Tym razem 0biekt był ze 20 m od domu i że 30 od ziemi, jak usłyszałem ją w telefonie to się przeraźiłem jej głosu , krzyknąlem rób te zdjęcia ( K.... mać ) bo ci nie uwierzę.!!!! No i robi i opowiada ,Jezu k.... nie uwierzysz , głos jej drżał; pierwsza myśl moja zajebiscie wreszcie to zobaczę wyśle mi sms; Daniel tego nie widać na pierwszym zdjęciu tylko jakiś obłoczek, mowie jej wylącz lampę w telefonie, robi serię zdjęć i mówi ze zdjęcia się fizycznie robią widzi je w kadrze chwile po zrobieniu ale nic się nie zapisuje .

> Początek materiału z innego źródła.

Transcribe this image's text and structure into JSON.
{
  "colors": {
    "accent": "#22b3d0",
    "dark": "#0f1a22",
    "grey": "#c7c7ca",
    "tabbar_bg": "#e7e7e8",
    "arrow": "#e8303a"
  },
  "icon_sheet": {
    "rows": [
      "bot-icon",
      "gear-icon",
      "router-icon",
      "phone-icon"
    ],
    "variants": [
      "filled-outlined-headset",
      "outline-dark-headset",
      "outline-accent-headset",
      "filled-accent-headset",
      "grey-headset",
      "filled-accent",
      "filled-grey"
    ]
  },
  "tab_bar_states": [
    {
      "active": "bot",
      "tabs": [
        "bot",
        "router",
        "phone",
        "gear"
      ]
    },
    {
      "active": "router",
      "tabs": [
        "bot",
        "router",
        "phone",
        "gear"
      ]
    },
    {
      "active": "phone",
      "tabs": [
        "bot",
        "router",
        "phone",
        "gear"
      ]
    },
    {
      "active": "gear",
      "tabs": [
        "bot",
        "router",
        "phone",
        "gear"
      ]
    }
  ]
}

Zatrząsłem się razem z nią przez telefon, dodam tylko że o tej godzinie w Niemczech jest szarówka na dworze , a nie ciemno jak u nas , siostra wraca jutro do Polski będziemy mieli o czym rozmawiać . I tu nasuwa się moje pytanie do panstwa fundacji jak fotografować taki obiekt nie zależy mi na rozgłosie , nasuwa mnie myśl czy jak oni wpływają na elektronikę , czy zainwestować w zwykły aparat na klisze czy to foto wyjdzie.
Z tego co wiem macie w tym trochę lat praktyki. Dodam jeszcze żo to nie pierwsze spotkania mojej siostry z tym obiektem ,pierwszy raz widziała ona taki obiekt w Polsce w rodzinnym mieście Radom ale wtedy to nie tylko ona to widziała ale i sąsiedzi i to też na wysokości bardzo małych i też jej aparat w telefonie nie działał , wtedy nikt jej nie wierzył .Do wczoraj.